In the Heart of the Canyon - By Elisabeth Hyde Page 0,110
he woke up with a start. His heart was pounding. And a new thought came to him: he was a fraud. Who was he, to think that he could guide people down the river? Oh, he knew the water, he knew the hikes, he knew enough stories and history to write a book. But in the end, he was just a guy who loved the river, who made a pact with the stars every night, who woke up every morning with the current tugging at his soul. For people like him, going down the river wasn’t just going down the river. It was something so much grander, a journey into a simpler time of a simpler soul, and JT suddenly had the feeling that in taking people down the river, he broke something in them, something that perhaps needed breaking but needed reconstruction as well; and while he was good at the breaking part, good at taking them to the other side of chaos, he felt like he gave them nothing with which to reconstruct themselves after the journey.
Fraud with a wrecking ball.
The takeout at Diamond Creek the next morning went as smoothly as possible. Everyone was as quick to help as they’d been on the first day at Lee’s Ferry—only now they weren’t trying to impress anyone; now they were simply getting the job done, stacking every single piece of gear into neat piles on the rocky beach. When all the gear had been unloaded, they rinsed off the boats, dragged them up onto shore, and opened the valves; and then the boys had an exhilarating ten minutes of flopping about to squeeze out every last cubic centimeter of air.
Jill looked on with dismay as the guides rolled the eighteen-foot rafts into three tight little bundles. Was this all it boiled down to?
“Lunch!” yelled Abo. “WASH YOUR HANDS!”
As people crowded around the picnic table, JT coiled up his ropes and straps and stashed them along with his carabiners in a worn zippered duffel. He was hot and hungry and felt a sudden craving for an ice-cold Coke. He was about to head to the shade of the picnic area when he looked up and saw the kayakers floating down the river. Six toy boats bobbing on top of the sparkling water, followed by the fat mule raft. Even from far away JT could spot Bud, with his full white beard.
As he neared the beach, Bud signaled to him with his paddle, so JT waited. Bud’s kayak glided swiftly toward shore and collided with the pebbly beach. But instead of unhooking his skirt and climbing out, he rested his paddle across the top of the cockpit.
“Señor,” said JT, nodding. Something about the man’s posture disturbed him. “Everything okay?”
“I thought you should know,” he said, squinting up at JT. “We found our life jacket.”
“Your life jacket,” said JT.
“The one we lent you,” said Bud.
“The dog’s, you mean.”
“Right.”
“The green one?”
“Yeah.”
JT felt his mind speeding up. He was already arguing with himself, that it didn’t mean anything, that the dog could have slipped out of his life jacket and still be alive.

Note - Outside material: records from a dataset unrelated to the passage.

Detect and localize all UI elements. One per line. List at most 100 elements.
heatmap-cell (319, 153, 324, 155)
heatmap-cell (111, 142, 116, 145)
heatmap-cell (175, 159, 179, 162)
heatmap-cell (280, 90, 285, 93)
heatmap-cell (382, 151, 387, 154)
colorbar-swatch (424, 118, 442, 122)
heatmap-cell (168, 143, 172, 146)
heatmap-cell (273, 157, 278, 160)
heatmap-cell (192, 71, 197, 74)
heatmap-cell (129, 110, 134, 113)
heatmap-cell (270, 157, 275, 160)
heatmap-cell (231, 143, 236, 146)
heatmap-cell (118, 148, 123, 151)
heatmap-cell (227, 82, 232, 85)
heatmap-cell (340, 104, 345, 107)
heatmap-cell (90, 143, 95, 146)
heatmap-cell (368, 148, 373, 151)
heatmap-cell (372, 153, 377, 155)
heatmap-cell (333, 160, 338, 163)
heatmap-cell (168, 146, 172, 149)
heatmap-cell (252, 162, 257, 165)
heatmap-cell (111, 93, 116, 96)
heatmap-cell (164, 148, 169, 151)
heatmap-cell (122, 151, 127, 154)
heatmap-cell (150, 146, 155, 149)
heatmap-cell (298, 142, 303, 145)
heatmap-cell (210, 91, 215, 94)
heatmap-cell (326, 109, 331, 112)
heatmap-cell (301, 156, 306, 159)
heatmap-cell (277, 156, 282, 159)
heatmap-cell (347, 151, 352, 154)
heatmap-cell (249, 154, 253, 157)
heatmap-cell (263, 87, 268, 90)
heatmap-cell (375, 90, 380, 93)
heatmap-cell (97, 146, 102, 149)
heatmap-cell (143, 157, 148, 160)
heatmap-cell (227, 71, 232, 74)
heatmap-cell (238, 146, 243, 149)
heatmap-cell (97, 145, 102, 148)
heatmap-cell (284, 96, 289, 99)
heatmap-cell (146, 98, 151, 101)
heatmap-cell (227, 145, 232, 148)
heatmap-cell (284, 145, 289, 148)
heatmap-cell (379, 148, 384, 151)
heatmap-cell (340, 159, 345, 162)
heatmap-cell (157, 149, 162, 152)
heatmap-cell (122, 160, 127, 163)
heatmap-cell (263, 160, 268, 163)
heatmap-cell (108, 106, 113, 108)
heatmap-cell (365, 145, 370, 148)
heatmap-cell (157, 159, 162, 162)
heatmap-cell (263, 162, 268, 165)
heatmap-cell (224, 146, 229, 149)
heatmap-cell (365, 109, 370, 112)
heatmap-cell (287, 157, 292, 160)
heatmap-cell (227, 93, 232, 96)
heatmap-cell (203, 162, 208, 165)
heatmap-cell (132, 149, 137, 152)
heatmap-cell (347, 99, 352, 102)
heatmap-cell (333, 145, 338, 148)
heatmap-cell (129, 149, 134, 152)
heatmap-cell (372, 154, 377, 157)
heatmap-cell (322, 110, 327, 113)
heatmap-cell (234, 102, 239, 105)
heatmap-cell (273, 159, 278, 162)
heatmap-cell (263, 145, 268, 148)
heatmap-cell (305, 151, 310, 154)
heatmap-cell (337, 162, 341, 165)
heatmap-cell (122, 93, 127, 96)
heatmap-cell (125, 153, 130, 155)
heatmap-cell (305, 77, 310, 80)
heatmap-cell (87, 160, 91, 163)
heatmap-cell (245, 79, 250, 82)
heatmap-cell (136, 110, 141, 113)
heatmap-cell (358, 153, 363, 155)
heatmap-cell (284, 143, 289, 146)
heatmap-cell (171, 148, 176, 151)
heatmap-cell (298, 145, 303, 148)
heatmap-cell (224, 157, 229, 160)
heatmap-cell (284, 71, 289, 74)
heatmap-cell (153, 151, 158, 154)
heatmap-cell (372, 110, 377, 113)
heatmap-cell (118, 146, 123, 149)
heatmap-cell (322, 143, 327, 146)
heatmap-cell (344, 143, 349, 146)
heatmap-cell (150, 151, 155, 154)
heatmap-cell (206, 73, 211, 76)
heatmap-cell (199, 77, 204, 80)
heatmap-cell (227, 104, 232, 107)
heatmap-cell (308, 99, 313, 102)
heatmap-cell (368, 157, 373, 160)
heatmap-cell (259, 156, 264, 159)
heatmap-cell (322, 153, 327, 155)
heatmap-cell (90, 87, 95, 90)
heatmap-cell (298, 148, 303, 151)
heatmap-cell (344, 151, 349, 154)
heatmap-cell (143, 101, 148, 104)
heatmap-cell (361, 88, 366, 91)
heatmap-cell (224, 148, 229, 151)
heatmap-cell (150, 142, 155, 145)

Why, he’d even thought about this yesterday, the possibility that the dog might have lost his life jacket right off the bat, up there in Lava; it didn’t clinch the issue yesterday, so it shouldn’t clinch the issue today.
“Listen, I don’t know if I should pass this on, but somebody on another trip was talking about a bunch of turkey vultures, back up around Pumpkin Spring,” said Bud. “I don’t know what they were circling.”
JT thought for a moment. “Could have been a dead ringtail,” he told Bud. “Could have been any number of things.”
“It could have,” said Bud. “But I thought you ought to know.”
JT felt his ears begin to ring. He did not want to share Bud’s news with the group. But Mitchell had already spied the kayakers, and he came down to the shoreline holding a messy sandwich.
“Greetings,” he said.
“Greetings,” said Bud.
“You haven’t by any chance seen the dog, have you?”
Just then the mule boat skidded up against the shoreline. There, on top of all their gear, was the green life jacket.
“Hey! That’s—” Mitchell broke off and glanced around at all the faces.
JT tried to draw Mitchell aside, but the word “dog” must have resonated, because instantly the boys came running down. When they saw Mitchell’s face, they slowed to a walk and came to stand by the nose of Bud’s kayak.